By focusing on contrast through the means of line, colour and texture, Becky Buchanan creates bold markings that are offset by dynamic, vivid areas of colour.
And, it’s her wonderful use of colour and texture that grabbed our attention at Pebeo. We particularly enjoy her fluid movements and gestures, in which the energy of her creative process is apparent. And also her unconventional use of materials, such as industrial floor resin, combined with Pebeo Prisme paint.
Becky has had her work featured in numerous exhibitions, and is currently showing at the Edgar Modern Gallery in Bath, and the Cube Gallery in Bristol.
Intrigued, we invited her to answer a few questions:
Please can you tell us about yourself:
I have always been creative and this led initially to a career working in the fashion industry where I was able to immerse myself in a world of textiles.
A decision to move to Somerset led to an opportunity to re-discover my love of painting and this is where I began the wonderful journey into art. Colour, texture, form, tone and pattern – all juxtaposed in surprising and sometimes clashing ways. It’s what we see every day and yet it’s what we rarely notice. Recreating and also creating new visual contrasts is something I love to do. I am also something of an alchemist - mixing paint mediums to create a new and unexpected visual dance on the canvas.

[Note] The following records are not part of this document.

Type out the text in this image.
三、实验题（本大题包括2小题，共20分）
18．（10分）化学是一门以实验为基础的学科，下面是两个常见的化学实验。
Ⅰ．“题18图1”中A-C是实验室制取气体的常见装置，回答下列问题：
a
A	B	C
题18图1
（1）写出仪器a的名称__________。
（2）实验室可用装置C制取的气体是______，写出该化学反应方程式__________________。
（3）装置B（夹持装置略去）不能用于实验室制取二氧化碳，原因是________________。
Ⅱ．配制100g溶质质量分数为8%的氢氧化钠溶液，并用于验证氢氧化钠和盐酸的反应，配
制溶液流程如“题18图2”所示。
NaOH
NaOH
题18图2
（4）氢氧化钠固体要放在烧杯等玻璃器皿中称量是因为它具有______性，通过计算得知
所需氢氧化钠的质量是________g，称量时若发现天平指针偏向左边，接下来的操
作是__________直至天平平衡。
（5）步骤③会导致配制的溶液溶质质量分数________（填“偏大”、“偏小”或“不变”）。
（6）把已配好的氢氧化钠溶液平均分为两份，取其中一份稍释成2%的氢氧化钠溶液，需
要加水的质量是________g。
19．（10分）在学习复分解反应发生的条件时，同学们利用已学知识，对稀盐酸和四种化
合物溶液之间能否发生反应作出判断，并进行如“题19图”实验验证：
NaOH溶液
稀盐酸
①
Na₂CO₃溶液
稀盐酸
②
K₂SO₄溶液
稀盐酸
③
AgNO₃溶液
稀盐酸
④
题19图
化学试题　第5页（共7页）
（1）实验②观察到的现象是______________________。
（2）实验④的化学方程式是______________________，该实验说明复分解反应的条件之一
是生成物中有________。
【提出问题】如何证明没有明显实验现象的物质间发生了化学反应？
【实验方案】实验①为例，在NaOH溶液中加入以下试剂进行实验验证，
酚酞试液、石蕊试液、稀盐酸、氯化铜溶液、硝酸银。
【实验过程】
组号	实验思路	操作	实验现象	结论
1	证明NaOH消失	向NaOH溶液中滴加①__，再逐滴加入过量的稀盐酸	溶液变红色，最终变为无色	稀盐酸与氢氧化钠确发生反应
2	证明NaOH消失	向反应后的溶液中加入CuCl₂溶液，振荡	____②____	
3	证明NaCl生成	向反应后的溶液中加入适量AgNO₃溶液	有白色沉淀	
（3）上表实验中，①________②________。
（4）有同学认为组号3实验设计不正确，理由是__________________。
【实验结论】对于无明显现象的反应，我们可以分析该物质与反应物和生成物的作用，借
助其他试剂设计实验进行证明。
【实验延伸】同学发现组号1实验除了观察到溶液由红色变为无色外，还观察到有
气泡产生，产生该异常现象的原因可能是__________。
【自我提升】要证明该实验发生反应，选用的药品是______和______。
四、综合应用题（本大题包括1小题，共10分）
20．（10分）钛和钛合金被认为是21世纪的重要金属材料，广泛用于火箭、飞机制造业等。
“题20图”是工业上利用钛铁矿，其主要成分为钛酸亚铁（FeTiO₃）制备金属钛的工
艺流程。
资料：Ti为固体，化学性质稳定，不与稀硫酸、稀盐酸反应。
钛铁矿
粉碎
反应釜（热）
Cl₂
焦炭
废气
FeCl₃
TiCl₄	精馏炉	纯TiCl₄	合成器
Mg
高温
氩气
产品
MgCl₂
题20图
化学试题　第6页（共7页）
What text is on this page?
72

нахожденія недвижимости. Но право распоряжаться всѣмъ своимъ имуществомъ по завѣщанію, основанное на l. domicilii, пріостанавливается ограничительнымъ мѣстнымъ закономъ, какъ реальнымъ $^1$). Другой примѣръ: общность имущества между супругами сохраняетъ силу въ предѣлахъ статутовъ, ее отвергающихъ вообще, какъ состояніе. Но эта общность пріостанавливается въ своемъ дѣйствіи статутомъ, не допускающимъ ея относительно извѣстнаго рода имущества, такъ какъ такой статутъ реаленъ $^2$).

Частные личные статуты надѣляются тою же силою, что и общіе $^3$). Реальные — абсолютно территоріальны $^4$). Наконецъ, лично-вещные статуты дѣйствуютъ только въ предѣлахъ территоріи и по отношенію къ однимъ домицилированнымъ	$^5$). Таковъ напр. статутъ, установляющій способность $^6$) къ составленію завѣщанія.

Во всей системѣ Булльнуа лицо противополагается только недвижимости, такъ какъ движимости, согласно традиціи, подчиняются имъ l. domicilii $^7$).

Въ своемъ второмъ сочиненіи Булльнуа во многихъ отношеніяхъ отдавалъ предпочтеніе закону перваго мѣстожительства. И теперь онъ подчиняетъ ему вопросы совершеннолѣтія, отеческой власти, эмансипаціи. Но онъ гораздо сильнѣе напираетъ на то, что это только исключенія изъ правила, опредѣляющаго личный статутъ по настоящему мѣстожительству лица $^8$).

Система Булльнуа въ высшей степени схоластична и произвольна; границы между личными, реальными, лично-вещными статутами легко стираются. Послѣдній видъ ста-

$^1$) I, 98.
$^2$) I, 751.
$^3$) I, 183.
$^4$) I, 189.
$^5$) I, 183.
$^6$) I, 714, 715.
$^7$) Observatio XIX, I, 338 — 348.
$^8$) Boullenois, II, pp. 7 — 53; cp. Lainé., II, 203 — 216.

I love to work with a mix of mediums but I use a great deal of resin paint - an unpredictable and yet fascinating medium. It allows me to achieve some high chroma colour and maintains a freshness that can be likened to the first application of watercolour. Working wet on wet, it’s akin to working flooded watercolour on a large scale.
Is there a general theme to your work?
I paint in a very intuitive way and paint much in the way one might have a conversation. I don’t begin with a ‘topic’, I begin with a word - a mark. Just as in a conversation, this leads to a natural response - something to balance the mark perhaps, or contrast with it. In this way a painting can develop from apparently no starting point. What inevitably does happen in the process is that I will reflect on how the colourings or mark making is reminiscent of something I have seen or somewhere I have visited recently and subconsciously have brought to the painting.
Complimentary and repeating colours - how is colour important to me?
Seeing the sun rise into a clear blue sky can bring a smile to our faces - for me the positive energy of high Chroma colour has the same effect.
I love to use bright colours in my work, particularly because it makes me feel happy.
What I find interesting however is how the ‘rightness’ of a painting can be altered by apparently small changes to the colour balance and it has taken a lot of experimentation to be able to use intense colours whilst maintaining a harmonious whole.
Repeating colours throughout a painting can be a useful technique to draw the eye of a viewer to travel around a painting. Done well and an apparently simple composition can become quite captivating.
What makes a good piece of art?
There are great tomes of writing deliberating over what constitutes ‘good’ art. Personally I am a simple soul and like a piece of art to be challenging, engaging, have integrity and to speak of the artist.
Describe your creation process…
The process of painting for me is an immersion into a world of possibilities. By virtue of the fact that I use resin paint, there is an unpredictability and finality to every decision that can be extremely challenging but at the same time utterly exhilarating. I like to term my painting process as one of ‘painting by the seat of my pants’ - that is my painting process constantly hovers between being in and out of control of the activity on the canvas.
One of the most exciting parts of the creative process comes from introducing new untried and untested media and gauging how best to bring them to life in a new artwork. Occasionally something will not work and I will have to scrape away parts of the painting. The amazing thing is that often the best and most exciting things happen when you are on the brink of disaster!
Sometimes my paintings develop very quickly - other times a painting will build in layers so that there are only glimpsed windows into previous workings. A painting in a day or a painting in two months - to me it is finished when it’s finished!
Any advice for young painters?
The piece of advice I would offer to artists, young or old and whatever the medium is in my opinion the most important lesson to learn as an artist.
Challenge yourself. Push the boundaries of whatever medium you use and when you get proficient at using it, throw something else into the mix. As an artist you have an intuitive ability to adapt and adjust according to what happens in front of you. Don’t be afraid of making mistakes - embrace them, and don’t be afraid of destroying what you have already done.
Be confident, be courageous and you will be a better artist.